From time to time IRD issue what they call Revenue Alerts and these are intended to provide information about significant or emerging issues which are of concern to IRD.
Last week IRD issued Revenue Alert 18/01 which looks at dividend stripping.
Dividend stripping occurs where a person sells shares for a tax-free capital gain instead of receiving a taxable dividend from the company. The IRD is concerned primarily where a person sells shares in a company to another entity in which the person has a significant ownership interest, i.e. there is arguably little change in ownership.
The avoidance rules around dividend stripping are contained in Section GB 1 and have been with us for a significant period of time, however a recent case Beacham v CIR has highlighted this issue and given the Inland Revenue Department a renewed focus in this area.
The problem for SME businesses is that almost any type of family restructure is potentially caught under the broad words of the dividend stripping rules.

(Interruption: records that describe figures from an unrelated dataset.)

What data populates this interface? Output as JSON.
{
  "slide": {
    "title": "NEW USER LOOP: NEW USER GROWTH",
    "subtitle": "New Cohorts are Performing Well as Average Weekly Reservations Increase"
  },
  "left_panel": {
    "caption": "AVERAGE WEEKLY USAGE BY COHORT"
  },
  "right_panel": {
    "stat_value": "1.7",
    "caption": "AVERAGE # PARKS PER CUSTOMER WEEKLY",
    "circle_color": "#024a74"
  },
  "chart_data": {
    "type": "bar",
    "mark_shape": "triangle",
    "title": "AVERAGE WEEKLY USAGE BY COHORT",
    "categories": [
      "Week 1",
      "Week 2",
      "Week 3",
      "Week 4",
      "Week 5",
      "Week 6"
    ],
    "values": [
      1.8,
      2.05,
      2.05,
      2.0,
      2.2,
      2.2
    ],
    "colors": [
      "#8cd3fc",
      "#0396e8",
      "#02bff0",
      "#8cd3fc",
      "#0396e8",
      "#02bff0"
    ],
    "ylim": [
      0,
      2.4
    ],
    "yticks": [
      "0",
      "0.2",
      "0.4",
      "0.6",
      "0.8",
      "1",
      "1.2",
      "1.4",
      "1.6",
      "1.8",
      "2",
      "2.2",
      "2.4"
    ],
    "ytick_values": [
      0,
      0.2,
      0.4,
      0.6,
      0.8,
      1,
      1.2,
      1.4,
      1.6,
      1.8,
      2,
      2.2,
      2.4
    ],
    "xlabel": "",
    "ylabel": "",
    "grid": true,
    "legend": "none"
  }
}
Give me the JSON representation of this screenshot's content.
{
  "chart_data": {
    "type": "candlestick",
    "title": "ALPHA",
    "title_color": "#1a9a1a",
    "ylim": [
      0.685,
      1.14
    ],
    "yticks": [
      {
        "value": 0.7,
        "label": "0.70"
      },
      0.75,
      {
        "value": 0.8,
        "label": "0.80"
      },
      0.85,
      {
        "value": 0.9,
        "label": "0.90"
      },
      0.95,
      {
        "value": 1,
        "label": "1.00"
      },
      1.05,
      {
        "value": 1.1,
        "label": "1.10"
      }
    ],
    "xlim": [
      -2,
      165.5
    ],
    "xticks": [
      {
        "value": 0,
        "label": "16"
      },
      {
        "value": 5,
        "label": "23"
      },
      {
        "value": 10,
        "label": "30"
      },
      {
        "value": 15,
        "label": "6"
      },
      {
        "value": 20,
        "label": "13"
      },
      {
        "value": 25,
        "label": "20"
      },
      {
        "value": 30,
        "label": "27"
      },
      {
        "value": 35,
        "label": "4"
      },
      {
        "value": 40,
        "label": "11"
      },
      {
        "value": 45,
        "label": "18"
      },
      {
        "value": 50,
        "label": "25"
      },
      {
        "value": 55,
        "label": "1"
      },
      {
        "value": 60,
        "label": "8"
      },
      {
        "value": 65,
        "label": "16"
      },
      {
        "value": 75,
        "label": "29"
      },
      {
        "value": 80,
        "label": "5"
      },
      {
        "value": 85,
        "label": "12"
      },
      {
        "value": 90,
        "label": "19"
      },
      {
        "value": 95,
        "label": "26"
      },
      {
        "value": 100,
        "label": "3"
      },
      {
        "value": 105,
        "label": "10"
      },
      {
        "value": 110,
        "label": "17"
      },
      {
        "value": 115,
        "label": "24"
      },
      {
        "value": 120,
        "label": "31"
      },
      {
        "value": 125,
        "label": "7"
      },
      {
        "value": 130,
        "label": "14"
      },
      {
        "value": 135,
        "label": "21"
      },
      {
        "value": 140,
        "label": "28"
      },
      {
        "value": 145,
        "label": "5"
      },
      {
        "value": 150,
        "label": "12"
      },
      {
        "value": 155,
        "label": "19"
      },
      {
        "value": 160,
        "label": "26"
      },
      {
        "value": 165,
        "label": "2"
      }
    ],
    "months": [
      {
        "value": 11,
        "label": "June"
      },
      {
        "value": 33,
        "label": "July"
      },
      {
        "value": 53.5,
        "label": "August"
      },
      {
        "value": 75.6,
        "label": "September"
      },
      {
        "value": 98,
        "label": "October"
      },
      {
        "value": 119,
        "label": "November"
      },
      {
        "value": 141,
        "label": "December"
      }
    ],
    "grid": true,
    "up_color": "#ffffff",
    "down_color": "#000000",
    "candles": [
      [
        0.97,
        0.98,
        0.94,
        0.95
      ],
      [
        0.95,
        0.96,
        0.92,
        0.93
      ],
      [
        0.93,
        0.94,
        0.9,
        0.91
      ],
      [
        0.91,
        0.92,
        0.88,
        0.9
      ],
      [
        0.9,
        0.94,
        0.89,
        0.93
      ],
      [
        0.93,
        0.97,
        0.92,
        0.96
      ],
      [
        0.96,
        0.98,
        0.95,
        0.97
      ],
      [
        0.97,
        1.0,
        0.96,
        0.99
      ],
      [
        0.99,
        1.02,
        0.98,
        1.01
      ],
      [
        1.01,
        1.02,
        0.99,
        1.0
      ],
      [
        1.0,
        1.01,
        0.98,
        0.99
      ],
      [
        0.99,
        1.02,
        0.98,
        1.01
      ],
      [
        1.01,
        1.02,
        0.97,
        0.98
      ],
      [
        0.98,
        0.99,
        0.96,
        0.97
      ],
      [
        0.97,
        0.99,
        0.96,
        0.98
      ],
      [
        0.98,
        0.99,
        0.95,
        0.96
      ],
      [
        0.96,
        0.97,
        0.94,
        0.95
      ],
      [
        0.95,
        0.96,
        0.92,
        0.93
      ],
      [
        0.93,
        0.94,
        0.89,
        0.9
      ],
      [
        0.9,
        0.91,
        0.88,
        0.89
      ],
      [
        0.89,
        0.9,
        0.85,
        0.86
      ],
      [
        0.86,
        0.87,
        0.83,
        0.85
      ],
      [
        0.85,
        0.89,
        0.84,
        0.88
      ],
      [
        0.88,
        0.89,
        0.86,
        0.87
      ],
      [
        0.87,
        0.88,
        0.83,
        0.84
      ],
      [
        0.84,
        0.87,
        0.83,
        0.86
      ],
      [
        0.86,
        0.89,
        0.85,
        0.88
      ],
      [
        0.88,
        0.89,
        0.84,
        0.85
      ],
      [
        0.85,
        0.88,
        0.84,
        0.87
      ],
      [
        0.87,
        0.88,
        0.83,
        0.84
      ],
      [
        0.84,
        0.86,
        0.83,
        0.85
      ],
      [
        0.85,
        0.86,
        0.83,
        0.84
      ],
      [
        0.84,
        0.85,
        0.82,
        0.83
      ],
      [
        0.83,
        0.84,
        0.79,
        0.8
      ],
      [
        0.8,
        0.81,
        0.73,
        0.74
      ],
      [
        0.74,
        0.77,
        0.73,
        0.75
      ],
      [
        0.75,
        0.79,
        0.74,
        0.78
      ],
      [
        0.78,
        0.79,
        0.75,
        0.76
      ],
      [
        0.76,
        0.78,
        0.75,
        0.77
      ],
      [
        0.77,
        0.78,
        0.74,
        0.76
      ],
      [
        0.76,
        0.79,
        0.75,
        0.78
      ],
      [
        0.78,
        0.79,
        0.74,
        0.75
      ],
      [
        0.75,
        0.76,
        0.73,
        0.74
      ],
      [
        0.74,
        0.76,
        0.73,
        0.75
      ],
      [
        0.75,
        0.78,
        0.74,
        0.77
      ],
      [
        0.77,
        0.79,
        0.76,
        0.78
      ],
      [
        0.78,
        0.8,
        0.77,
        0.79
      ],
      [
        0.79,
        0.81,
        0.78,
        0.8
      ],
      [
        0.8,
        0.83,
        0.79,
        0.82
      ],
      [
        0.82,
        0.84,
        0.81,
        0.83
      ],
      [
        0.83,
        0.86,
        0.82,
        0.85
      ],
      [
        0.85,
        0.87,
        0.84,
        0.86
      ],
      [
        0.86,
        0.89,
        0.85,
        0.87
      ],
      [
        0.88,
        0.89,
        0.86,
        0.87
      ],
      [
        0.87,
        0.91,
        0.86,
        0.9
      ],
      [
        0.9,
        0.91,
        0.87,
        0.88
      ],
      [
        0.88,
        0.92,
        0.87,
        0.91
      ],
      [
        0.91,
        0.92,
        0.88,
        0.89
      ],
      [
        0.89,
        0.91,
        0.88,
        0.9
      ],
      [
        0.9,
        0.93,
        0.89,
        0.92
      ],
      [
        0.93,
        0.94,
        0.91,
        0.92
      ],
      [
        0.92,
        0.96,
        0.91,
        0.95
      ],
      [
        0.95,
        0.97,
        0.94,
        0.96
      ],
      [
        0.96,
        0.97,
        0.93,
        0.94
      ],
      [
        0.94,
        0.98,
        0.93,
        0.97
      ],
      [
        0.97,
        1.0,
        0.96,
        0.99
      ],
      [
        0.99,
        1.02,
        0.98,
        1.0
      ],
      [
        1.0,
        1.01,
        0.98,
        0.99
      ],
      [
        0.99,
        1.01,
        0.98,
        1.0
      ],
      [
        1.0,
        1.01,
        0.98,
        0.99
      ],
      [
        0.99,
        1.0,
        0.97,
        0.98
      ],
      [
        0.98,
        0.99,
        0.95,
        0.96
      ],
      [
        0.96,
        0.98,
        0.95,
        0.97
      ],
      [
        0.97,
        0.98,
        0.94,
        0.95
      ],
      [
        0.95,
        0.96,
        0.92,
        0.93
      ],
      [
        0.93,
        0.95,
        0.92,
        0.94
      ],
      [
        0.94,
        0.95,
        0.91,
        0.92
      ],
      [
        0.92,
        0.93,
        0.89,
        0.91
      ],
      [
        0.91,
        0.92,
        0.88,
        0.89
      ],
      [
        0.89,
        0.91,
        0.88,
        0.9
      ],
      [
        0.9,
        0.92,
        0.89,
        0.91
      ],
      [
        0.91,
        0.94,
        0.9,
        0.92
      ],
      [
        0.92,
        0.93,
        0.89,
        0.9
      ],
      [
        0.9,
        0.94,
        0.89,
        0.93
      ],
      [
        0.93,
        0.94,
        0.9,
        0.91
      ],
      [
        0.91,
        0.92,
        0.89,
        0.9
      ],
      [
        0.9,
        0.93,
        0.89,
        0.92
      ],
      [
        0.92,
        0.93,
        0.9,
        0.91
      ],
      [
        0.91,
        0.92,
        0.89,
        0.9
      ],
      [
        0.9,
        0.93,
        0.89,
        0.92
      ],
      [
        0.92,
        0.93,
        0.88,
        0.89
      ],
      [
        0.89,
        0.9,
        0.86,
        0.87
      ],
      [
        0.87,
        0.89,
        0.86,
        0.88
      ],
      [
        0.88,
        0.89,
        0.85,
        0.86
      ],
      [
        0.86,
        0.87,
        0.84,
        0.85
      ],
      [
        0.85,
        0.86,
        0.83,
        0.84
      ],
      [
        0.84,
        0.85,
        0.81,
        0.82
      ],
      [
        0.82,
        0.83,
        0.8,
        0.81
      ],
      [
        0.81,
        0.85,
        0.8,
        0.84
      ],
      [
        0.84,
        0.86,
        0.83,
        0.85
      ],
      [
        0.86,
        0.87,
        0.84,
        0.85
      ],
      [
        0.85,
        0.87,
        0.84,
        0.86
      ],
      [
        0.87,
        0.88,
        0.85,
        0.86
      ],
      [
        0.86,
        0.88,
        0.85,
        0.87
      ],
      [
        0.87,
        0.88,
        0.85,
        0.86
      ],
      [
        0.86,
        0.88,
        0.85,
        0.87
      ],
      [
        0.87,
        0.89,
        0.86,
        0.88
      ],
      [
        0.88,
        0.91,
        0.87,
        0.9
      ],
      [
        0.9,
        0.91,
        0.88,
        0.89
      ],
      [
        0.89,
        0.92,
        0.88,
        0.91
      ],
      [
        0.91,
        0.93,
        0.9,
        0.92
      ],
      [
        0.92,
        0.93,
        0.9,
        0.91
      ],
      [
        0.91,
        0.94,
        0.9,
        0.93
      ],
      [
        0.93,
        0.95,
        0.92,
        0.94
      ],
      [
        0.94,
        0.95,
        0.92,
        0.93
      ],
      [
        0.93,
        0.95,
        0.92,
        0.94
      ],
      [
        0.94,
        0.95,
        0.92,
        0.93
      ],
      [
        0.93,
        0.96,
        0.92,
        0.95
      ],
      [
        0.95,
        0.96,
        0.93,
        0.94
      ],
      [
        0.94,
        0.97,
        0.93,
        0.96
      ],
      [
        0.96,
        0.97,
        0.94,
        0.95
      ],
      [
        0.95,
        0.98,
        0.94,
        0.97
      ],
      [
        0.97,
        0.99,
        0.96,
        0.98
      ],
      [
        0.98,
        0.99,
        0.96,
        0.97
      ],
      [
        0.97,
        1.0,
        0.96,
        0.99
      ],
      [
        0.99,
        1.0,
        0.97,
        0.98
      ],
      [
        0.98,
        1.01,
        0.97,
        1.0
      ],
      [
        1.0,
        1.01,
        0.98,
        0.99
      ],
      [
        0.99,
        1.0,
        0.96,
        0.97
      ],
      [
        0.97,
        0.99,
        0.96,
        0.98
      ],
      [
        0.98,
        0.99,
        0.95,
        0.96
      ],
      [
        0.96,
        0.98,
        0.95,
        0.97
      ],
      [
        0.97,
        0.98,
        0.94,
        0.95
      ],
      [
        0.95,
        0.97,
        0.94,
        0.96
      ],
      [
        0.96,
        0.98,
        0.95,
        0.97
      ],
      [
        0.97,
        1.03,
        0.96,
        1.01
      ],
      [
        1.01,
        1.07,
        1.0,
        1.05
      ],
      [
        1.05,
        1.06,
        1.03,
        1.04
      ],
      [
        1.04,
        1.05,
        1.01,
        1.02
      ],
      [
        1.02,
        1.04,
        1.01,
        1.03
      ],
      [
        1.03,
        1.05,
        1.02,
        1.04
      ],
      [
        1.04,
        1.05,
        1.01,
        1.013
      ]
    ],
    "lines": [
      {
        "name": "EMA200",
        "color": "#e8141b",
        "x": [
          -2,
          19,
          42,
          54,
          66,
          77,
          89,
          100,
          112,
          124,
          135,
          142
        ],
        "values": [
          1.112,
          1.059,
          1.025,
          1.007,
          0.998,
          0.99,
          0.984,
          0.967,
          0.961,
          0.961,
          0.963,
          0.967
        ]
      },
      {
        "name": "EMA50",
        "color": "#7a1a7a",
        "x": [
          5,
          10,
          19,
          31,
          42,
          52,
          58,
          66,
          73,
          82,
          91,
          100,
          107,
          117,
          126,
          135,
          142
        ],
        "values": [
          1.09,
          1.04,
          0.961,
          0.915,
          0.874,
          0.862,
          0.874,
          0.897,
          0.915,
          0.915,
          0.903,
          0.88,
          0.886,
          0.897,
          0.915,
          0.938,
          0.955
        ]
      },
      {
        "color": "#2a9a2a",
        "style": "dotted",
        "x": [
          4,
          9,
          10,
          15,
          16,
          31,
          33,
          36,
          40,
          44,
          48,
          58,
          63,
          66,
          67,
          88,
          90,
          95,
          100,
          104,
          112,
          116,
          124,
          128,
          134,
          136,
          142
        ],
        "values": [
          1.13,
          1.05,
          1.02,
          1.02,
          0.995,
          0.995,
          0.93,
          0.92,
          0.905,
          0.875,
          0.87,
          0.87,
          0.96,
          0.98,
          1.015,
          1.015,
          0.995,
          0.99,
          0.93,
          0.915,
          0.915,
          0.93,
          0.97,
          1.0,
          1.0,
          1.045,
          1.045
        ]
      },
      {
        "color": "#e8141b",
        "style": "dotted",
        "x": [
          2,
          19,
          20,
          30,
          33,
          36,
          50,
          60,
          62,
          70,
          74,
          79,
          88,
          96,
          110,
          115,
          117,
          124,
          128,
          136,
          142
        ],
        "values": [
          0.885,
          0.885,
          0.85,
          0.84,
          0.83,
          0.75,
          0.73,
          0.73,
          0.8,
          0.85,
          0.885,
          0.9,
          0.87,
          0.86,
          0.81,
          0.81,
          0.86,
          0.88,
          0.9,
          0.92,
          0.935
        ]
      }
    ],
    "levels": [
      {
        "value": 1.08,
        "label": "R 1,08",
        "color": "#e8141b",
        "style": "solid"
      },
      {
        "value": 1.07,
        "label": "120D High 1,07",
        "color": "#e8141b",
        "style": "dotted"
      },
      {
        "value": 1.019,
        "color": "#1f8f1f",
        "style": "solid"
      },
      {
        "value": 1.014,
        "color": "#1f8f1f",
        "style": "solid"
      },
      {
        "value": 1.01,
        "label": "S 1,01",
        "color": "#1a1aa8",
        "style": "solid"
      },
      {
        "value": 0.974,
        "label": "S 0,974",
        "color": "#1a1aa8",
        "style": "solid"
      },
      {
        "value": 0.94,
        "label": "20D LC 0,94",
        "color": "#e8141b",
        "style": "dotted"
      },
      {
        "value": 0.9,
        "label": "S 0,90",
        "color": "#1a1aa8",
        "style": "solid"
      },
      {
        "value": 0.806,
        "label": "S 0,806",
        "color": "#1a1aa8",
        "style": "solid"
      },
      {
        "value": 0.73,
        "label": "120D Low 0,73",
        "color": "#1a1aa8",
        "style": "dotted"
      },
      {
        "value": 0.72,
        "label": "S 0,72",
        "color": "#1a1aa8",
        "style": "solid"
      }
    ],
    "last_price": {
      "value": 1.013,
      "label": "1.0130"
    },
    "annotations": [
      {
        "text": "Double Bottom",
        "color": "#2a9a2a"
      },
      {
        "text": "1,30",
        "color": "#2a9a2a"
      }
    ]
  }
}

However, some comfort has historically taken from the need for there to be a tax avoidance arrangement before the avoidance provisions could apply and this meant that as long as tax issues were merely incidental the avoidance rules could not apply. However, the Department’s Revenue Alert diminishes this and provides a number of examples which seem to have a reasonably commercial focus where they conclude the dividend stripping rules will apply.
Our concern with this is that in the hands of an IRD auditor this Revenue Alert gives them a mandate to treat pretty much any SME restructure as tax avoidance.
Until further clarity is received around this issue any SME business looking to restructure will need to take great care not to walk into a tax issue. IRD have suggested SME’s can get certainty around this issue by seeking an IRD binding ruling, however the time and cost of the binding ruling process mean for most SME’s this is just not feasible.